President Xi Jinping’s effort to stimulate China’s economy through increased consumer spending is facing a new challenge as citizens misuse cheap consumer loans. Borrowers are using low-interest loans to prepay mortgages or invest in stocks, instead of buying goods as intended. This practice, which is prohibited by regulators, threatens to undermine Beijing’s plan to foster an economic recovery based on consumption. The mortgage prepayment rush, which started in 2021, is gaining momentum as Beijing struggles to restore confidence in the declining property sector. While banks offer a variety of lending products following Beijing’s call for cheap loans, reduced consumer confidence may be attributed to uncertainty about China’s growth outlook. While authorities have made efforts to curb the misuse of bank loans, including fining several banks for violating regulations, the problem continues. The real concern lies in whether China can motivate its citizens to spend and stimulate the economy.
US consumer prices rose by 0.5% in January, the most in three months, according to data from the Bureau of Labor Statistics. Energy and shelter costs were the main drivers of the increase. Excluding food and energy, the core Consumer Price Index (CPI) rose 0.4% last month and was up 5.6% from a year earlier, with economists considering this gauge to be a better indicator of underlying inflation. The figures, coupled with the latest jobs report and consumer resilience, underline the durability of the economy, despite Fed policy, and show persistent inflationary pressures that could lead to interest rate hikes beyond what was previously expected.

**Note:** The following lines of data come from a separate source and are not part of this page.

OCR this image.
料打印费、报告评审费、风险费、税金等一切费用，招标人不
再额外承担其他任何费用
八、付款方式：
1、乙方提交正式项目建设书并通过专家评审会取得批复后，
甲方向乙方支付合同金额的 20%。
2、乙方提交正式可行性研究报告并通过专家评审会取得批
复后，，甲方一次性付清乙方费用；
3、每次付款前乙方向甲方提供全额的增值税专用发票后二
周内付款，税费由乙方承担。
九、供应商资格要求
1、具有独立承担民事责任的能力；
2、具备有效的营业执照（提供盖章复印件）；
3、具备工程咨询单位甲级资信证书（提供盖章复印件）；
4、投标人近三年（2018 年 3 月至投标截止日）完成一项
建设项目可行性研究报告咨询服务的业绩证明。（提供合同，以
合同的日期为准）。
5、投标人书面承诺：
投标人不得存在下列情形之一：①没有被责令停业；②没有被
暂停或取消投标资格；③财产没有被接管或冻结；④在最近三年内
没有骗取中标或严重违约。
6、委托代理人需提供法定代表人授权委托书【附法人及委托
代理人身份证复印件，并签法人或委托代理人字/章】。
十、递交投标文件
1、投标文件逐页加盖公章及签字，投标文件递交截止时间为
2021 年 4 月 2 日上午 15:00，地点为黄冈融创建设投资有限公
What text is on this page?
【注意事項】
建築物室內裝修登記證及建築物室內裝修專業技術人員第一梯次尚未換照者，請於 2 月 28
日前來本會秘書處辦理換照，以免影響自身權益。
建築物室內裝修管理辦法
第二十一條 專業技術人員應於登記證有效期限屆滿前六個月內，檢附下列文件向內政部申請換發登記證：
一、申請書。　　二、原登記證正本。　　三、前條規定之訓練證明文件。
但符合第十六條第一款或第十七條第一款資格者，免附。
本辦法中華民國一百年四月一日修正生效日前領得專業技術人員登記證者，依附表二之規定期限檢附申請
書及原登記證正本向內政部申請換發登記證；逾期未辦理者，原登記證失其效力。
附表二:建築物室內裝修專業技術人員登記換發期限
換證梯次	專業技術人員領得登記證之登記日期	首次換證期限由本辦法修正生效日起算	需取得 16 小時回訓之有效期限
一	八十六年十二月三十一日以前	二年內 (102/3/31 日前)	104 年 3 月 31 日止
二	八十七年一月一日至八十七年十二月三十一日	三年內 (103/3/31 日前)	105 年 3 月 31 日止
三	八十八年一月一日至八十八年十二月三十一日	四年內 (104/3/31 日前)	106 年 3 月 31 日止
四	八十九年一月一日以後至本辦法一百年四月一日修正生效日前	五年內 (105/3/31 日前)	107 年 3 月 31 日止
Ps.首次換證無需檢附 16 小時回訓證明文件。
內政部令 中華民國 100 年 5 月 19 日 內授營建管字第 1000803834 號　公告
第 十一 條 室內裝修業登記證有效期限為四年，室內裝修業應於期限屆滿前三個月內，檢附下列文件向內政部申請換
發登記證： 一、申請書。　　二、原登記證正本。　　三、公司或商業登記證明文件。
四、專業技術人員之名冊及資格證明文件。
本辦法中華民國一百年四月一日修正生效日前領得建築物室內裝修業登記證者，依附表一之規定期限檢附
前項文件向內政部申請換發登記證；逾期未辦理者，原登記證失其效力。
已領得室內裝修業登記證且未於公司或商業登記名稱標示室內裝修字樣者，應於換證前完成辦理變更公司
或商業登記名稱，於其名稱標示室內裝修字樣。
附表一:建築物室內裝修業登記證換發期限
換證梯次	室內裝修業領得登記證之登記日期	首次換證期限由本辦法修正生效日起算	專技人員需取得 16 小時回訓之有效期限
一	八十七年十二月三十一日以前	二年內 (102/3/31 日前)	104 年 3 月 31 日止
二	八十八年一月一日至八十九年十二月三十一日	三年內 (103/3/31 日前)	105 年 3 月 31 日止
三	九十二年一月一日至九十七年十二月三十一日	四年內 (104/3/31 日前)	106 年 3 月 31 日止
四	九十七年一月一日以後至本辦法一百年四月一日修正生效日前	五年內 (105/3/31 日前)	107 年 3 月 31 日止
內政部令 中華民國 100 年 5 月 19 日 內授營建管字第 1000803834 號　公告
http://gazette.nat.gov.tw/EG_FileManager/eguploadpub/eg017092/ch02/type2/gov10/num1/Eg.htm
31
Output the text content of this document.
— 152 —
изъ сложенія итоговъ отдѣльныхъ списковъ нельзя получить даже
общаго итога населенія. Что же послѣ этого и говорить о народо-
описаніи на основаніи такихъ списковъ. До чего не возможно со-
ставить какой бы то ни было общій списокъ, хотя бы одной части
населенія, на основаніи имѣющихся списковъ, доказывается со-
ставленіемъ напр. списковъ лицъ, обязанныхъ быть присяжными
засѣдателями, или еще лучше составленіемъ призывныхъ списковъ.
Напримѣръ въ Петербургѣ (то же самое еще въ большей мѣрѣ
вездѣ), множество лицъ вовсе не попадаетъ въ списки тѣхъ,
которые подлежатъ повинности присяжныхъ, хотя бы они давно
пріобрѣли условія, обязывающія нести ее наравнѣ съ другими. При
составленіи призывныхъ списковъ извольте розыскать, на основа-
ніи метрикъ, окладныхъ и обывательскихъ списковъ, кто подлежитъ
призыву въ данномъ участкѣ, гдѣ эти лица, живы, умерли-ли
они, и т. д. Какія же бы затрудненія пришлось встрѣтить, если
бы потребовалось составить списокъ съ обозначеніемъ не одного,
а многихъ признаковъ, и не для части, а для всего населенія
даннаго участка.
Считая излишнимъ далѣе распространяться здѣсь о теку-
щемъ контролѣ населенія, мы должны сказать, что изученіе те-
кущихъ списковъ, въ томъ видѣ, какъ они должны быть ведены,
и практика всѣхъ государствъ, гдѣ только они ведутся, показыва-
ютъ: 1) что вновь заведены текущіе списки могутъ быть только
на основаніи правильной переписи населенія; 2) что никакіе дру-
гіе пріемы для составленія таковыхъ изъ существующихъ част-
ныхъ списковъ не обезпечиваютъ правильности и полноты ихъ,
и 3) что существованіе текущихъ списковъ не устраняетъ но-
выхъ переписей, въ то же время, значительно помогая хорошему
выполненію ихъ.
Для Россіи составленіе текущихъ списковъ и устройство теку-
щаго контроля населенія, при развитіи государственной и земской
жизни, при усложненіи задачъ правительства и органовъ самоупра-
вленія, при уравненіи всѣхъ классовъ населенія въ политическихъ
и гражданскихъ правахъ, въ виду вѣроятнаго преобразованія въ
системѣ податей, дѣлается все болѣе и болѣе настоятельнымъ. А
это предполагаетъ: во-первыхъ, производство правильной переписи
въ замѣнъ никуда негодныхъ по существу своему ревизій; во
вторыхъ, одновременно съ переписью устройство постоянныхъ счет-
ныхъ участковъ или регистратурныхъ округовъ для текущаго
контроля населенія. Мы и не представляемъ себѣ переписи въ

Tesla is recalling nearly 363,000 vehicles, including Model S, Model X, Model Y, and Model 3 units that have been manufactured between 2016 and 2023, due to safety issues in its Full Self-Driving Beta system. According to the US National Highway Traffic Safety Administration, the system’s errors could increase the risk of a crash if the driver does not intervene. The recall is expected to fix the issue through an over-the-air software update by April 15. The recall raises new questions about Tesla’s Full Self-Driving system, which CEO Elon Musk sees as critical to the company’s long-term prospects. NHTSA’s investigations of Tesla’s Autopilot are still ongoing.